Pero en España, mucho antes que eso, ya hubo voces valientes. Fray Benito Jerónimo Feijoo, en 1726, escribió Defensa de mujeres, una obra que desmontaba prejuicios con unas tesis que aún hoy sorprenden por modernas. Reivindicaba que las mujeres no eran menos capaces que los hombres, que podían estudiar, pensar, opinar, aportar. Y lo hacía desde el púlpito, en una época en la que hablar de eso podía costarte mucho. Lo curioso es que ese ensayo, que no desentonaría en ninguna biblioteca moderna de pensamiento progresista ni en ninguna columna de El País, ha sido olvidado por muchos que hoy presumen de feminismo «moderno».

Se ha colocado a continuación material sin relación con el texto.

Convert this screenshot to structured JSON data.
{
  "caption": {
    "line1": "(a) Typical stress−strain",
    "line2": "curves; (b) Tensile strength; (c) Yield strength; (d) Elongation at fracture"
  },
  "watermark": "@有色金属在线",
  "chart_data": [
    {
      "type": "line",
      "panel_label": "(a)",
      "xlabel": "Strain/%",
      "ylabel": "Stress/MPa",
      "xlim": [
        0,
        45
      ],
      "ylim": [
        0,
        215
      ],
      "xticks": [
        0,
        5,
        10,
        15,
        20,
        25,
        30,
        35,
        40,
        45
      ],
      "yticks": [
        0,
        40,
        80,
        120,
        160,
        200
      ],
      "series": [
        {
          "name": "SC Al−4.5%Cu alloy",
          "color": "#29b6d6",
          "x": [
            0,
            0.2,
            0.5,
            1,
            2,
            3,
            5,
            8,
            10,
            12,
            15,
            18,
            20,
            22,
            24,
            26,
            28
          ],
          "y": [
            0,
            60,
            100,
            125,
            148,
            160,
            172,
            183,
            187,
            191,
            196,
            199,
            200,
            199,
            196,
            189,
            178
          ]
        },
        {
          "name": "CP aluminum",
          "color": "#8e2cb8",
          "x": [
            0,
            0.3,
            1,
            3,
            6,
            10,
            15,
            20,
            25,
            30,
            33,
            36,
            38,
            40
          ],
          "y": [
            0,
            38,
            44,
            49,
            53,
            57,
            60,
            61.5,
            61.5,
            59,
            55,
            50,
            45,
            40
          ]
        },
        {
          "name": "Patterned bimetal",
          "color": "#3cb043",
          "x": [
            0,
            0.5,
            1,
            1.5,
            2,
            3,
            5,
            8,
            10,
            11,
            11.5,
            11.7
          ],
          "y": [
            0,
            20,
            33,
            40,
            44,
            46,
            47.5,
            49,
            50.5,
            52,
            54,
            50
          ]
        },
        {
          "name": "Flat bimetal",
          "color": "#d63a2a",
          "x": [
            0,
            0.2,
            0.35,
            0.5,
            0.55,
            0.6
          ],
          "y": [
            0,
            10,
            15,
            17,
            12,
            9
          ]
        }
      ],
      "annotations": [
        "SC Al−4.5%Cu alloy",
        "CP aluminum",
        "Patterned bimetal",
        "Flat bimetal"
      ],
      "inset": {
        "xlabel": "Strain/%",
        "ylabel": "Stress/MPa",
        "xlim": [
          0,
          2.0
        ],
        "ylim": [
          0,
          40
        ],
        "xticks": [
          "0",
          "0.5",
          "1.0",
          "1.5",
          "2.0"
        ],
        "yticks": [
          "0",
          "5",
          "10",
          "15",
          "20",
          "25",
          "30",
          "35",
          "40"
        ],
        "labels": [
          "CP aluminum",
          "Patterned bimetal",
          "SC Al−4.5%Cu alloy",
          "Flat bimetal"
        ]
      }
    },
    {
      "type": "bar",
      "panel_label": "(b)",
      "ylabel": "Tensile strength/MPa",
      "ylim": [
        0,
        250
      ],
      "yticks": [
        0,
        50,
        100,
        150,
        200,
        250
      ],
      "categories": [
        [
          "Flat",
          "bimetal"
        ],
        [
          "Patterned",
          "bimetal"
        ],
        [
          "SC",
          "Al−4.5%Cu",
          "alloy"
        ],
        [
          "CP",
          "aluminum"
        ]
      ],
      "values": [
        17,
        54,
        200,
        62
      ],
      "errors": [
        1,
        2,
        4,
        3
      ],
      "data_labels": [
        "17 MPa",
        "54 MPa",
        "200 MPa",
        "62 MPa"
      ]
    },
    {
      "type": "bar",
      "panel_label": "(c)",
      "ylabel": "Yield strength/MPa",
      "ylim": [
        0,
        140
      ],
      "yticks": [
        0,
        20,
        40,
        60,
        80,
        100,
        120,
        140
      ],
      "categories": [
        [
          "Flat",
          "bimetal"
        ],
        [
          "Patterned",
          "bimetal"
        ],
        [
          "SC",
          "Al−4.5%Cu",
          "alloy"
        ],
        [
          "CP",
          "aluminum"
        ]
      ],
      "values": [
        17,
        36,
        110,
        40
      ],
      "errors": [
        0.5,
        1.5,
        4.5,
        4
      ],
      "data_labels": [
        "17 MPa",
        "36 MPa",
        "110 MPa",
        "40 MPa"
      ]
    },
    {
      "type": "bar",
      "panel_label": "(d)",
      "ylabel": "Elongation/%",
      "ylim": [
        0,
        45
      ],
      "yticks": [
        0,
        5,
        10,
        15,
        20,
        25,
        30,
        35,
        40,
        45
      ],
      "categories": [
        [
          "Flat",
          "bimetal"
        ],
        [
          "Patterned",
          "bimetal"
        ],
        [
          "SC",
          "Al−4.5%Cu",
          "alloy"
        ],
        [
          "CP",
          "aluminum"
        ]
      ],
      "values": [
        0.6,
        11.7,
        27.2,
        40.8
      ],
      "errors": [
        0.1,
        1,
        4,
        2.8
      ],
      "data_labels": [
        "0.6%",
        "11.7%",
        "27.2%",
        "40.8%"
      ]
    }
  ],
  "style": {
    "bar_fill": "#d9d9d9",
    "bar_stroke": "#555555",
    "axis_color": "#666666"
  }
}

Avanzando un poco más en el tiempo, llegamos a figuras como Clara Campoamor, que se enfrentó al Parlamento republicano por que las mujeres pudieran votar. Mi pecado mortal. El voto femenino y yo, su libro de 1936, es un testimonio en el que cuenta cómo fue despreciada, incluso por compañeros de su propio bando político, por defender lo que a todas luces era justo. Tanto, que tuvo que huir de un Madrid en guerra por miedo a que la asesinaran. ¿De verdad vamos a permitir que se minimice todo ese esfuerzo como si el feminismo fuera un invento de hace dos días? ¿Como si Irene Montero, Juana Rivas y el resto de la banda de la tarta fueran auténticas feministas, más allá de buscar su porvenir -algo legítimo, por otra parte-? El mayor logro de la Montero chica fue iniciar una guerra de sexos que aún hoy perdura. Nos quieren convencer de que el feminismo consiste en mirar para otro lado cuando los abusadores llevan tu misma camiseta política. En callar cuando los trapos sucios caen dentro del propio partido. En aplaudir leyes mal hechas, aunque acaben soltando a violadores. En dar consejos con perspectiva de género y desdoblando mucho los sustantivos y los adjetivos, porque si no somos unos asquerosos machirulos. En indignarnos muy fuerte porque el camarero ha puesto la cerveza a él y no a ella.

Lo verdaderamente indignante es que muchas de las que hoy levantan el puño y hablan en nombre de todas las mujeres se quedan mudas cuando hay que señalar a los suyos. Eso no es feminismo, es hipocresía. Mientras tanto, en países como Irán, el cuerpo de las mujeres sigue siendo un campo de batalla. Mahsa Amini murió en 2022 por no llevar bien el velo. Sin embargo, esa izquierda radical que se ha apropiado del feminismo, derivándolo en muchos casos en hembrismo, siente una inexplicable pasión por esos países musulmanes donde las mujeres no tienen ninguna libertad. Y es que, como escribió Miguel de Unamuno, «el progreso consiste en renovarse», pero también en tener memoria. En no olvidar que el feminismo, el de verdad, el que sale del dolor y de la lucha real, no se puede reducir a una campaña de imagen o a una bandera que se ondea según sople el viento político. 

Porque si algo nos ha enseñado nuestra historia —desde Feijoo hasta Clara Campoamor— es que el verdadero compromiso no consiste en gritar más fuerte, en montar un pifostio con los hijos de Juana Rivas para tener la atención del cuarto poder y llorar mucho delante de las cámaras, sino en defender lo justo aunque no te aplaudan. Aunque te cueste el puesto. Aunque te cueste la vida.